Standard lyrics-sync apps take a line's timestamp and guess when each word lands. If a line starts at 4.2s and ends at 6.8s across 8 words, each word gets ~0.3s — regardless of whether the singer held one word for a full second and rapped the next seven in a burst.
Lyrisee doesn't guess. Every word gets its own measured start and end time.
How Word-Level Timestamps Work
Lyrisee uses faster-whisper — an optimized implementation of OpenAI's Whisper model — with word_timestamps=True.
Whisper processes audio in 30-second chunks and produces attention weights over the spectrogram. faster-whisper uses those attention weights to find exactly when the model's "attention" peaks for each word token — that peak is the word's center timestamp. Start and end are derived from the attention envelope.
from faster_whisper import WhisperModel
model = WhisperModel("tiny.en", device="cpu", compute_type="int8")
segments, info = model.transcribe(audio_path, word_timestamps=True, vad_filter=True)
words = []
for seg in segments:
for w in seg.words:
words.append({
"text": w.word.strip(),
"start": round(w.start, 3),
"end": round(w.end, 3),
})
The result: a list like:
[
{"text": "dark", "start": 12.480, "end": 12.720},
{"text": "nights", "start": 12.720, "end": 13.200},
{"text": "running", "start": 13.440, "end": 13.800},
{"text": "cold", "start": 13.880, "end": 14.120}
]
Why This Matters for Typography
With interpolated timing, a held note ("niiiights") would show the word for exactly its share of the line duration — even though the singer held it 4× longer than a normal word.
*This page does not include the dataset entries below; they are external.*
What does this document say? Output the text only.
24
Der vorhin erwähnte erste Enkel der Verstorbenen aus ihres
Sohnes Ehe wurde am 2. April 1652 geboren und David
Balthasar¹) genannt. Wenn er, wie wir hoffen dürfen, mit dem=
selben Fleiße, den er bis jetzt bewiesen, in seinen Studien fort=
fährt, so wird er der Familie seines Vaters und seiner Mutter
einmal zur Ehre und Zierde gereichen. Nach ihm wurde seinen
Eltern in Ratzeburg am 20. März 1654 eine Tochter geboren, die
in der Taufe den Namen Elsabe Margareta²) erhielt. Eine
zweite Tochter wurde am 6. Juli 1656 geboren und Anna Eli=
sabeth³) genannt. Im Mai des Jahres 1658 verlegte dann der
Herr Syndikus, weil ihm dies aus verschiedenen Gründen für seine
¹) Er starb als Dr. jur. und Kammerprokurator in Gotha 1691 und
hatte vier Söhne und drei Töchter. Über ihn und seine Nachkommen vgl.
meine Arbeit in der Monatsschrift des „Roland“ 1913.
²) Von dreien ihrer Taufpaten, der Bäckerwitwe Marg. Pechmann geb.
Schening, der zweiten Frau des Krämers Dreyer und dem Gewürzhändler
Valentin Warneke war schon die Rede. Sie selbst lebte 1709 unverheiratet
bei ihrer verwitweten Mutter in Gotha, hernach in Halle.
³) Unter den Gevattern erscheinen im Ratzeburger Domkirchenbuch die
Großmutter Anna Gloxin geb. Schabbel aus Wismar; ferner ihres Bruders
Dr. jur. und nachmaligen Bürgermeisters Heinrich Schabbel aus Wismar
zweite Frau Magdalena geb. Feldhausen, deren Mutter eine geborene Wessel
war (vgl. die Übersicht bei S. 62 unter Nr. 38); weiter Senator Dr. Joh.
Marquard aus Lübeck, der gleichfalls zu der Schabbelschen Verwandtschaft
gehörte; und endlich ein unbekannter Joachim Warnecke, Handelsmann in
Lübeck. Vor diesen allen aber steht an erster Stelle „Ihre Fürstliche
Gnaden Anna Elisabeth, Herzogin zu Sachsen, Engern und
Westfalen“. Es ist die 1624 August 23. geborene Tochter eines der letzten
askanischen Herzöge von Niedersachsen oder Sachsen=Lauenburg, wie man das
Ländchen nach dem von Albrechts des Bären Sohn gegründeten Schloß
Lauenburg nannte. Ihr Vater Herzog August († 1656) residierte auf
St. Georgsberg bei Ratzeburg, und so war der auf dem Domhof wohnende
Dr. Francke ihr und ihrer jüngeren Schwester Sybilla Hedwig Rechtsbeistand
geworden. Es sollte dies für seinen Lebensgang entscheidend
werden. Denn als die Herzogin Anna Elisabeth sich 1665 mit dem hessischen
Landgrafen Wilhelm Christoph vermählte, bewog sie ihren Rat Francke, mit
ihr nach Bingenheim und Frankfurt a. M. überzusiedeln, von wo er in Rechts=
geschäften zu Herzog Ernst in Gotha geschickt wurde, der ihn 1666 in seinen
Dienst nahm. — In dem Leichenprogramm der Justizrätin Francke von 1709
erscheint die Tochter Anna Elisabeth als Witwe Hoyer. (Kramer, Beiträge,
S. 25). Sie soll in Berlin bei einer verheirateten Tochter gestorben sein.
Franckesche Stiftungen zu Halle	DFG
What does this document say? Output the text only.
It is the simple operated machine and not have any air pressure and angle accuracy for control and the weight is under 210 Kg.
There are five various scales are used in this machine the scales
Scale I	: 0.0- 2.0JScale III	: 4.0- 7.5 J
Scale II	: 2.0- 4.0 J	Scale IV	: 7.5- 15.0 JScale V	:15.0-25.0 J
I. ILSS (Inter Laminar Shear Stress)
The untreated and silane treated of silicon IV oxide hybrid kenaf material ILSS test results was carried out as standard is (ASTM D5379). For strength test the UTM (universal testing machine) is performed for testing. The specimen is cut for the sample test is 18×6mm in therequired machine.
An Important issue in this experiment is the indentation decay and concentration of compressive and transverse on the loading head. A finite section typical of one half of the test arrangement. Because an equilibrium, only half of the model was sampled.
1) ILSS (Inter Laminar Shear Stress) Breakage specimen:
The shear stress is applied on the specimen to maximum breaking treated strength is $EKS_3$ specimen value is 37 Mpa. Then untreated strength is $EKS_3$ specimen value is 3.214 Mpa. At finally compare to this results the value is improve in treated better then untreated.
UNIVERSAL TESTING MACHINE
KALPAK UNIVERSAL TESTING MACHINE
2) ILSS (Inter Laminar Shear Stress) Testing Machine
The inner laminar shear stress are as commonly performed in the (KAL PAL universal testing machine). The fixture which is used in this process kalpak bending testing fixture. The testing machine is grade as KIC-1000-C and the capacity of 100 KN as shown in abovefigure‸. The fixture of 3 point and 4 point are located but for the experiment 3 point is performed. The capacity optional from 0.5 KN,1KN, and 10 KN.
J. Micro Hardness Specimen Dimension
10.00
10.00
With word-level timing, "niiiights" shows exactly as long as it sounds. The typography breathes with the vocal performance.
AI Lyric Repair
Whisper sometimes mishears words — especially rap (fast delivery, slang, AAVE, deliberate wordplay). Lyrisee sends the raw transcript to Gemini for correction:
System: You are Lyrisee's lyric-repair stage. Fix transcription errors using
the subject matter, rhyme scheme, and surrounding lines. Preserve the artist's
voice: slang, contractions, profanity, proper nouns. Do not rephrase correct words.
Input:
1. dark nights running through my vein
2. pain is all i fill i got nothing to gain
3. [...]
Output:
1. dark nights running through my veins
2. pain is all I feel I got nothing to gain
After repair, corrected tokens are re-aligned to the original word timings using difflib.SequenceMatcher. Sync stays tight even after word corrections.
Beat Tracking
In parallel, librosa analyzes the audio for beat positions:
import librosa
y, sr = librosa.load(audio_path, mono=True)
tempo, frames = librosa.beat.beat_track(y=y, sr=sr)
beats = librosa.frames_to_time(frames, sr=sr).tolist()
# [0.371, 0.742, 1.114, 1.485, ...]
The renderer uses beat timestamps to trigger visual "hit" animations — the canvas reacts to the music, not just the lyrics.
POS Tagging
spaCy tags each word with its part of speech (NOUN, VERB, ADJ, PROPN, etc.). The visual engine uses POS to set default sizing — nouns and verbs render larger, function words smaller — before AI art direction overrides specific words.
The Output Format
Everything feeds into a single lyric_data.json:
{
"words": [
{"text": "dark", "start": 12.48, "end": 12.72, "pos": "ADJ",
"dir": {"emphasis": 2, "register": "heavy", "glow": true, "icon": null}},
{"text": "nights", "start": 12.72, "end": 13.2, "pos": "NOUN",
"rhyme": 3}
],
"beats": [0.371, 0.742, 1.114],
"metaphors": [{"start": 12.48, "metaphor": "fall"}],
"rhyme_families": [["veins","gains","pain","brain"]],
"rhyme_palette": {"0": "#5CE1E6", "1": "#FF2E2E", "3": "#FFD166"}
}
The frontend reads this file and the renderer handles the rest — no backend connection needed during playback.